Water and Housing Minister, Hon. Dr. Horace Chang, has announced a $477 million mitigation programme to address the islandwide water shortage triggered by the prolonged drought Jamaica is experiencing.
Speaking at a post-Cabinet media briefing at Jamaica House, Dr. Chang said the programme entailed several measures, which are expected to bring relief to householders in districts, particularly in the northeastern and southern sections of the island, including the Corporate Area which has been experiencing low rainfall.
The measures, which are being jointly undertaken by the Ministry and the National Water Commission (NWC), include an aggressive and extensive public education programme, highlighting the impact of the prevailing situation and conservation measures that can be employed to assist in mitigating the problem to be undertaken at a cost of $17 million.
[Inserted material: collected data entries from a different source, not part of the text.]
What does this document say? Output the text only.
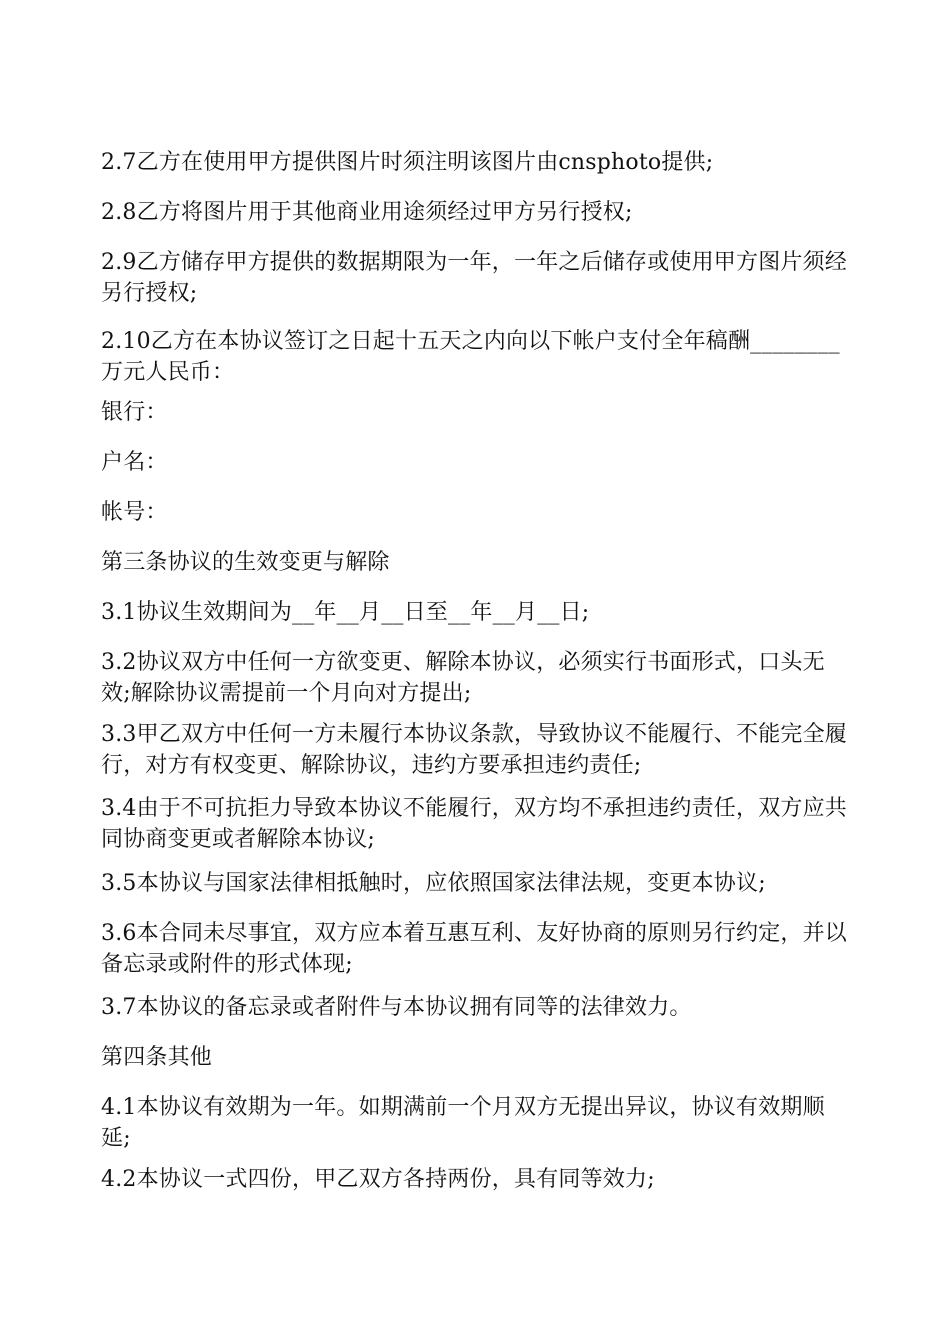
2.7乙方在使用甲方提供图片时须注明该图片由cnsphoto提供;

2.8乙方将图片用于其他商业用途须经过甲方另行授权;

2.9乙方储存甲方提供的数据期限为一年，一年之后储存或使用甲方图片须经另行授权;

2.10乙方在本协议签订之日起十五天之内向以下帐户支付全年稿酬________万元人民币：

银行：

户名：

帐号：

第三条协议的生效变更与解除

3.1协议生效期间为__年__月__日至__年__月__日;

3.2协议双方中任何一方欲变更、解除本协议，必须实行书面形式，口头无效;解除协议需提前一个月向对方提出;

3.3甲乙双方中任何一方未履行本协议条款，导致协议不能履行、不能完全履行，对方有权变更、解除协议，违约方要承担违约责任;

3.4由于不可抗拒力导致本协议不能履行，双方均不承担违约责任，双方应共同协商变更或者解除本协议;

3.5本协议与国家法律相抵触时，应依照国家法律法规，变更本协议;

3.6本合同未尽事宜，双方应本着互惠互利、友好协商的原则另行约定，并以备忘录或附件的形式体现;

3.7本协议的备忘录或者附件与本协议拥有同等的法律效力。

第四条其他

4.1本协议有效期为一年。如期满前一个月双方无提出异议，协议有效期顺延;

4.2本协议一式四份，甲乙双方各持两份，具有同等效力;
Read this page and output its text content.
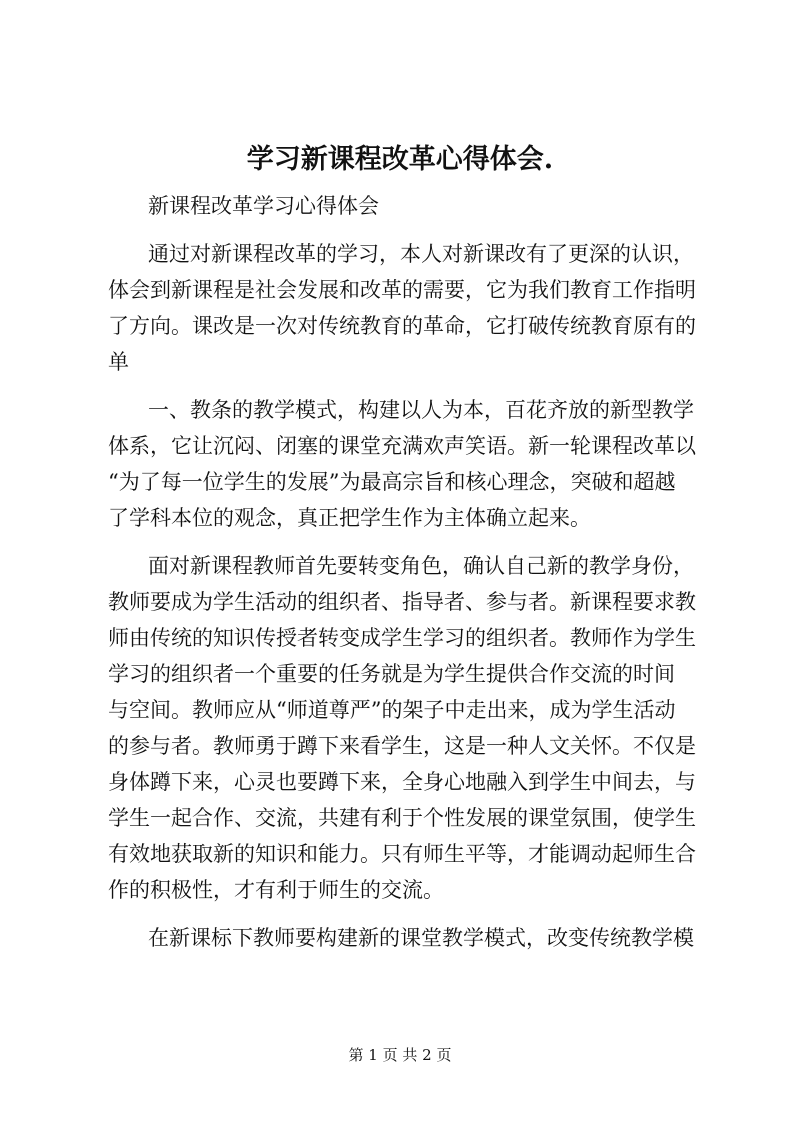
学习新课程改革心得体会.

新课程改革学习心得体会

通过对新课程改革的学习，本人对新课改有了更深的认识，

体会到新课程是社会发展和改革的需要，它为我们教育工作指明

了方向。课改是一次对传统教育的革命，它打破传统教育原有的

单

一、教条的教学模式，构建以人为本，百花齐放的新型教学

体系，它让沉闷、闭塞的课堂充满欢声笑语。新一轮课程改革以

“为了每一位学生的发展”为最高宗旨和核心理念，突破和超越

了学科本位的观念，真正把学生作为主体确立起来。

面对新课程教师首先要转变角色，确认自己新的教学身份，

教师要成为学生活动的组织者、指导者、参与者。新课程要求教

师由传统的知识传授者转变成学生学习的组织者。教师作为学生

学习的组织者一个重要的任务就是为学生提供合作交流的时间

与空间。教师应从“师道尊严”的架子中走出来，成为学生活动

的参与者。教师勇于蹲下来看学生，这是一种人文关怀。不仅是

身体蹲下来，心灵也要蹲下来，全身心地融入到学生中间去，与

学生一起合作、交流，共建有利于个性发展的课堂氛围，使学生

有效地获取新的知识和能力。只有师生平等，才能调动起师生合

作的积极性，才有利于师生的交流。

在新课标下教师要构建新的课堂教学模式，改变传统教学模

第 1 页 共 2 页
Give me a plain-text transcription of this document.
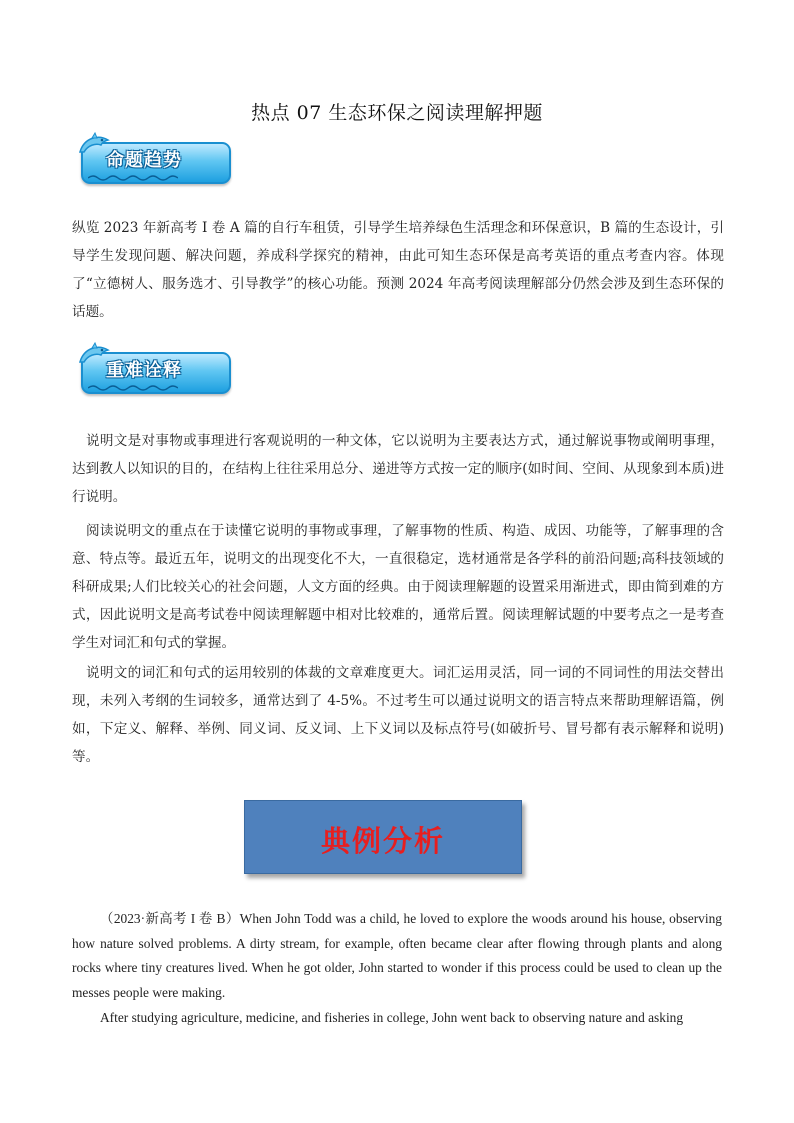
热点 07 生态环保之阅读理解押题
命题趋势

纵览 2023 年新高考 I 卷 A 篇的自行车租赁，引导学生培养绿色生活理念和环保意识，B 篇的生态设计，引导学生发现问题、解决问题，养成科学探究的精神，由此可知生态环保是高考英语的重点考查内容。体现了“立德树人、服务选才、引导教学”的核心功能。预测 2024 年高考阅读理解部分仍然会涉及到生态环保的话题。

重难诠释

说明文是对事物或事理进行客观说明的一种文体，它以说明为主要表达方式，通过解说事物或阐明事理，达到教人以知识的目的，在结构上往往采用总分、递进等方式按一定的顺序(如时间、空间、从现象到本质)进行说明。

阅读说明文的重点在于读懂它说明的事物或事理，了解事物的性质、构造、成因、功能等，了解事理的含意、特点等。最近五年，说明文的出现变化不大，一直很稳定，选材通常是各学科的前沿问题;高科技领域的科研成果;人们比较关心的社会问题，人文方面的经典。由于阅读理解题的设置采用渐进式，即由简到难的方式，因此说明文是高考试卷中阅读理解题中相对比较难的，通常后置。阅读理解试题的中要考点之一是考查学生对词汇和句式的掌握。

说明文的词汇和句式的运用较别的体裁的文章难度更大。词汇运用灵活，同一词的不同词性的用法交替出现，未列入考纲的生词较多，通常达到了 4-5%。不过考生可以通过说明文的语言特点来帮助理解语篇，例如，下定义、解释、举例、同义词、反义词、上下义词以及标点符号(如破折号、冒号都有表示解释和说明)等。

典例分析

（2023·新高考 I 卷 B）When John Todd was a child, he loved to explore the woods around his house, observing how nature solved problems. A dirty stream, for example, often became clear after flowing through plants and along rocks where tiny creatures lived. When he got older, John started to wonder if this process could be used to clean up the messes people were making.

After studying agriculture, medicine, and fisheries in college, John went back to observing nature and asking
Other measures are: a black tank distribution programme by the Ministry in conjunction with the Office of Disaster Preparedness and Emergency Management (ODPEM) costing some $15 million; the trucking of water by the NWC and local authorities over the next six months, at a cost of $297 million; restoration of some five wells throughout the Corporate Area, at a cost of $142 million dollars, to provide an additional five million gallons of water; and the completion of 22 rural water supply projects, three of which have already been commissioned, at a cost of $97.2 million.
Water and Housing Minister, Hon. Dr. Horace Chang (right), emphasises a point while addressing journalists at Wednesday’s (December 9) post-Cabinet media briefing at Jamaica House. Looking on is Minister with responsibility for Information, Telecommunications and Special Projects in the Office of the Prime Minister, Hon. Daryl Vaz.
Dr. Chang said that the wells being restored are located at: King’s House; Devon House; Hampstead, Mountain View Avenue area; Rennock Lodge, East Kingston; and Havendale, St. Andrew.
He said that the King’s House well should be on stream by February, and has a good supply and quality of water. Devon House has to be assessed for its volume and quality. Hampstead, which went down because of vandalism and social conflict in the area, is an excellent well, he said, with a yield of about one million gallons per day and Jamaica Wells is working on that facility.
The Rennock Lodge well was taken out of commission over 10 years ago because of saline intrusion. By now it should be in good order, it is being tested and should be able to provide good quality water in that area.
He said that a small well in the Havendale area will also be brought on stream by February.
Dr. Chang also disclosed that the NWC will be embarking on a “more aggressive” leak and repair programme, because leaks are not affordable for any prolonged period during the drought.
“So by February, we are confident that in addition to the trucking and the other mitigation. and conservation measures, we should be able to bring on stream (upwards of) an additional five million gallons of water in the Corporate Area (and other sections of the island),” he said.